FUENTE FORMAL: CONSTITUCIÓN POLÍTICA - ARTÍCULO 13

PERJUICIOS MATERIALES – Daño emergente / INDEMNIZACIÓN DE DAÑO EMERGENTE - Reconocimiento y actualización de la sentencia Con el objetivo de tasar los perjuicios que serán reconocidos, (…) la Sub-Sección se estará a lo determinado en el dictamen pericial. No obstante, dado que el juez está limitado al petitum contenido en la demanda, limitación que de ser desconocida produce una ilegalidad en el pronunciamiento por extra petita, se considera preciso recordar lo solicitado por la parte actora en su texto de demanda. (…) el valor a ser reconocido en favor de la parte demandante, ascenderá a $12’000,000 valor que habrá de ser actualizado. De acuerdo con la metodología utilizada por el Consejo de Estado, la actualización de capital suma, a

precios de hoy, ciento sesenta y seis millones novecientos veintiún mil ochocientos setenta y cinco pesos ($166’921,875).

CONSEJO DE ESTADO

SALA DE LO CONTENCIOSO ADMINISTRATIVO

SECCIÓN TERCERA

SUBSECCIÓN C

Consejera ponente: OLGA MÉLIDA VALLE DE DE LA HOZ

Bogotá, D.C., treinta (30) de marzo de dos mil once (2011) Radicación número: 25000-23-26-000-1989-05628-01(19068)

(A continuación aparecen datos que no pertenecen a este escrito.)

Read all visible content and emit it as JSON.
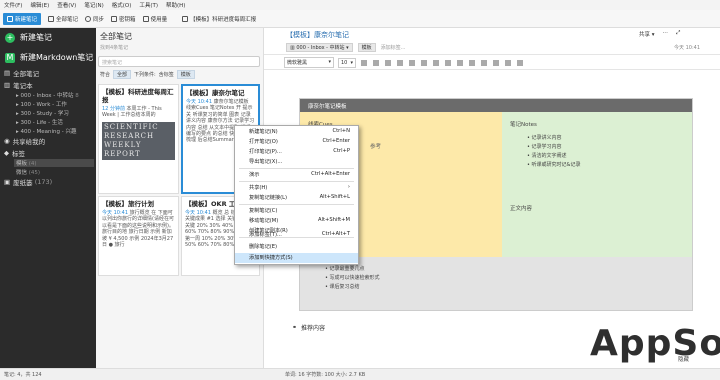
{
  "menubar": [
    "文件(F)",
    "编辑(E)",
    "查看(V)",
    "笔记(N)",
    "格式(O)",
    "工具(T)",
    "帮助(H)"
  ],
  "toolbar": {
    "new_note": "新建笔记",
    "all_notes": "全部笔记",
    "sync": "同步",
    "notebook": "密钥箱",
    "market": "使用量",
    "breadcrumb": "【模板】科研进度每周汇报"
  },
  "sidebar": {
    "new_note": "新建笔记",
    "new_markdown": "新建Markdown笔记",
    "all_notes": "全部笔记",
    "notebooks": "笔记本",
    "nb_items": [
      {
        "label": "000 - Inbox - 中转站",
        "count": "8"
      },
      {
        "label": "100 - Work - 工作",
        "count": ""
      },
      {
        "label": "300 - Study - 学习",
        "count": ""
      },
      {
        "label": "300 - Life - 生活",
        "count": ""
      },
      {
        "label": "400 - Meaning - 兴趣",
        "count": ""
      }
    ],
    "shared": "共享给我的",
    "tags": "标签",
    "tag_items": [
      {
        "label": "模板",
        "count": "(4)"
      },
      {
        "label": "微信",
        "count": "(45)"
      }
    ],
    "trash": "废纸篓",
    "trash_count": "(173)"
  },
  "note_list": {
    "title": "全部笔记",
    "subtitle": "找到4条笔记",
    "search_placeholder": "搜索笔记",
    "filter_label": "符合",
    "filter_all": "全部",
    "filter_cond": "下列条件:",
    "filter_contains": "含标签",
    "filter_tag": "模板"
  },
  "cards": [
    {
      "title": "【模板】科研进度每周汇报",
      "date": "12 分钟前",
      "body": "本周工作 - This Week | 工作总结本周的",
      "image_text": "SCIENTIFIC RESEARCH WEEKLY REPORT"
    },
    {
      "title": "【模板】康奈尔笔记",
      "date": "今天 10:41",
      "body": "康奈尔笔记模板 线索Cues 笔记Notes 开 提示 关 听课复习的简单 图表 记录讲义内容 康奈尔方法 记录学习内容 总结 从文本中提取 课后编写的要点 的总结 快速 文章梳理 后总结Summary"
    },
    {
      "title": "【模板】旅行计划",
      "date": "今天 10:41",
      "body": "旅行概览 在 下面可以列出你旅行的详细情(请经在可以看是下面的这些说明和示例)。旅行目的地 旅行日期 示例 新加坡 ¥ 4,500 示例 2024年3月27日 ● 旅行"
    },
    {
      "title": "【模板】OKR 工",
      "date": "今天 10:41",
      "body": "概览 总 标 目标和关键成果 #1 选择 关键成果 1 关键 20% 30% 40% 50% 60% 70% 80% 90% 100% 第一周 10% 20% 30% 40% 50% 60% 70% 80%"
    }
  ],
  "editor": {
    "title": "【模板】康奈尔笔记",
    "notebook": "000 - Inbox - 中转站",
    "tag": "模板",
    "tag_add": "添加标签...",
    "share": "共享",
    "time": "今天 10:41",
    "font": "微软雅黑",
    "font_size": "10"
  },
  "template": {
    "header": "康奈尔笔记模板",
    "cues": "线索Cues",
    "notes": "笔记Notes",
    "summary": "正文内容",
    "cues_hint": "参考",
    "notes_list": [
      "记录讲义内容",
      "记录学习内容",
      "清洁的文字阐述",
      "听课或研究时记&记录"
    ],
    "summary_list": [
      "记录最重要几点",
      "写成可以快速检索形式",
      "课后复习总结"
    ]
  },
  "recommend": "推荐内容",
  "status": {
    "left": "笔记: 4，共 124",
    "right": "单词: 16   字符数: 100   大小: 2.7 KB"
  },
  "context_menu": [
    {
      "label": "新建笔记(N)",
      "shortcut": "Ctrl+N"
    },
    {
      "label": "打开笔记(O)",
      "shortcut": "Ctrl+Enter"
    },
    {
      "label": "打印笔记(P)...",
      "shortcut": "Ctrl+P"
    },
    {
      "label": "导出笔记(X)...",
      "shortcut": ""
    },
    {
      "label": "演示",
      "shortcut": "Ctrl+Alt+Enter"
    },
    {
      "label": "共享(H)",
      "shortcut": ""
    },
    {
      "label": "复制笔记链接(L)",
      "shortcut": "Alt+Shift+L"
    },
    {
      "label": "复制笔记(C)",
      "shortcut": ""
    },
    {
      "label": "移动笔记(M)",
      "shortcut": "Alt+Shift+M"
    },
    {
      "label": "创建笔记副本(R)",
      "shortcut": ""
    },
    {
      "label": "添加标签(T)...",
      "shortcut": "Ctrl+Alt+T"
    },
    {
      "label": "删除笔记(E)",
      "shortcut": ""
    },
    {
      "label": "添加到快捷方式(S)",
      "shortcut": ""
    }
  ],
  "watermark": {
    "text": "AppSo",
    "sub": "隐藏"
  },
  "colors": {
    "accent": "#2a8cd6",
    "sidebar": "#2b2b2b",
    "green": "#2dbe60",
    "yellow": "#fde9a9",
    "mint": "#dcf0d3"
  }
}
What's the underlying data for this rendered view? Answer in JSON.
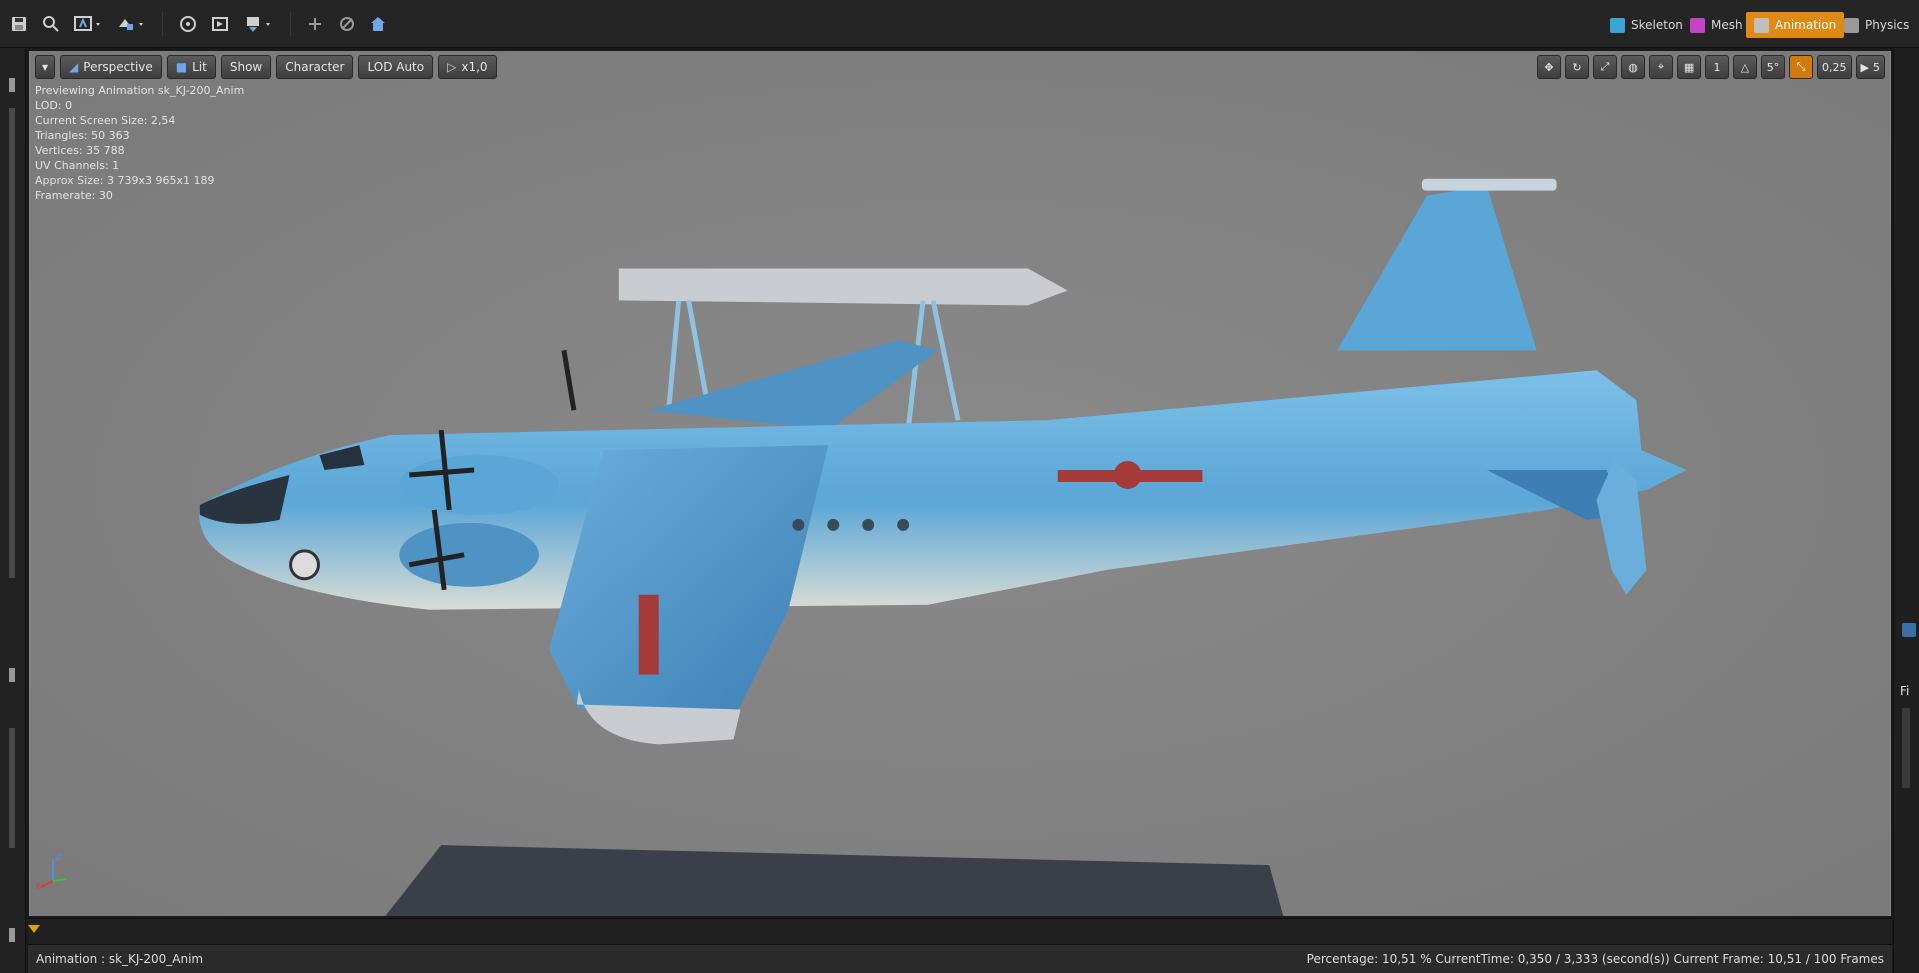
{
  "toolbar": {
    "icons": [
      "save-icon",
      "find-in-browser-icon",
      "create-asset-icon",
      "reimport-icon",
      "preview-mesh-icon",
      "animation-tools-icon",
      "record-icon",
      "add-icon",
      "apply-icon",
      "home-icon"
    ]
  },
  "modes": {
    "items": [
      {
        "label": "Skeleton",
        "color": "#3aa3d8"
      },
      {
        "label": "Mesh",
        "color": "#c642c6"
      },
      {
        "label": "Animation",
        "color": "#a9a9a9"
      },
      {
        "label": "Physics",
        "color": "#9a9a9a"
      }
    ],
    "active": "Animation",
    "active_color": "#e08a16"
  },
  "viewport_toolbar": {
    "perspective": "Perspective",
    "lit": "Lit",
    "show": "Show",
    "character": "Character",
    "lod": "LOD Auto",
    "speed": "x1,0"
  },
  "viewport_tools": {
    "grid_snap": "1",
    "rot_snap": "5°",
    "scale_value": "0,25",
    "camera_speed": "5"
  },
  "info": {
    "line1": "Previewing Animation sk_KJ-200_Anim",
    "line2": "LOD: 0",
    "line3": "Current Screen Size: 2,54",
    "line4": "Triangles: 50 363",
    "line5": "Vertices: 35 788",
    "line6": "UV Channels: 1",
    "line7": "Approx Size: 3 739x3 965x1 189",
    "line8": "Framerate: 30"
  },
  "status": {
    "animation": "Animation :  sk_KJ-200_Anim",
    "details": "Percentage:  10,51 %  CurrentTime:  0,350 / 3,333 (second(s))  Current Frame:  10,51 / 100 Frames"
  },
  "right_dock": {
    "label": "Fi"
  },
  "colors": {
    "viewport_bg": "#828282",
    "aircraft_blue": "#5aa6d6",
    "floor": "#3a3f4a"
  }
}
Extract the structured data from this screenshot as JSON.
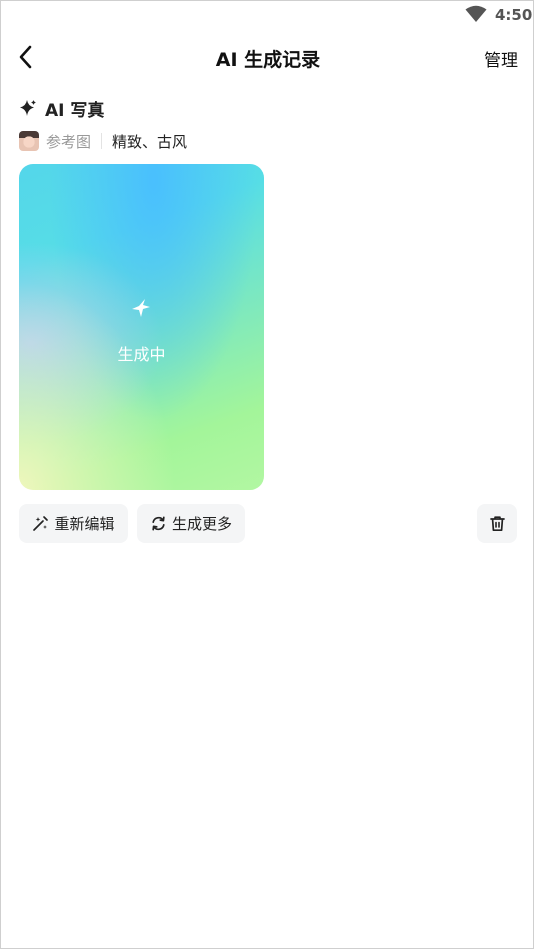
{
  "status_bar": {
    "time": "4:50",
    "wifi_icon": "wifi-icon"
  },
  "header": {
    "title": "AI 生成记录",
    "manage_label": "管理",
    "back_icon": "back-chevron-icon"
  },
  "section": {
    "title": "AI 写真",
    "icon": "sparkle-icon",
    "reference_label": "参考图",
    "style_tags": "精致、古风"
  },
  "card": {
    "status": "生成中",
    "icon": "star-icon",
    "gradient_colors": [
      "#49beff",
      "#54d6ea",
      "#7fe9bd",
      "#a3f59a",
      "#f3f7be",
      "#b2ccfa"
    ]
  },
  "actions": {
    "reedit_label": "重新编辑",
    "more_label": "生成更多",
    "reedit_icon": "edit-wand-icon",
    "more_icon": "refresh-icon",
    "delete_icon": "trash-icon"
  }
}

Actor: SOCIEDAD PARDO CIFUENTES Y COMPAÑÍA - SOCIEDAD EN

COMANDITA SIMPLE

Demandado: MINISTERIO DE OBRAS PÚBLICAS - FONDO VIAL NACIONAL Referencia: APELACIÓN SENTENCIA - ACCIÓN DE REPARACIÓN DIRECTA Resuelve la Sub-Sección el recurso de apelación interpuesto por la parte demandante, en contra de la sentencia proferida por el Tribunal Administrativo de Cundinamarca, Sección Tercera, el 20 de junio de 2000, por medio de la cual se niegan las súplicas de la demanda. La sentencia será revocada.

ANTECEDENTES

1. La demanda El 22 de septiembre de 1989, por intermedio de apoderado judicial y en ejercicio de la acción de Reparación Directa establecida en el artículo 86 del Código Contencioso Administrativo, el señor Ángel Alberto Pardo y la señora Alicia Cifuentes de Pardo, representantes de la empresa Pardo Cifuentes y Compañía Sociedad en Comandita Simple, Espumados Los Ángeles, interpusieron demanda a través de apoderado judicial, en contra del Fondo Vial Nacional representado por

el Ministro de Obras Públicas, solicitando (folio 2 del cuaderno principal):

1. Que mediante providencia de su despacho decrete que la Nación Colombiana, en cabeza del señor Ministro de Obras Públicas, como Representante del Fondo Vial Nacional, es administrativamente responsable de los daños causados a mis poderdantes en la fábrica de colchones Espumados Los Ángeles, en sus instalaciones, imposibilidad de usar los tanques de almacenamiento de materia prima, inutilización de las vías de acceso a toda la fábrica de “Espumados Los Ángeles”, destrucción y daño de la conducción de agua potable a la fábrica, inutilización de las vías de acceso a toda la fábrica, al subir los niveles de acceso a la misma, perjuicios ocasionados por la remodelación y ampliación d [sic] ella

[sic] carretera nacional que de Bogotá conduce al Municipio de Silvania (Cundinamarca).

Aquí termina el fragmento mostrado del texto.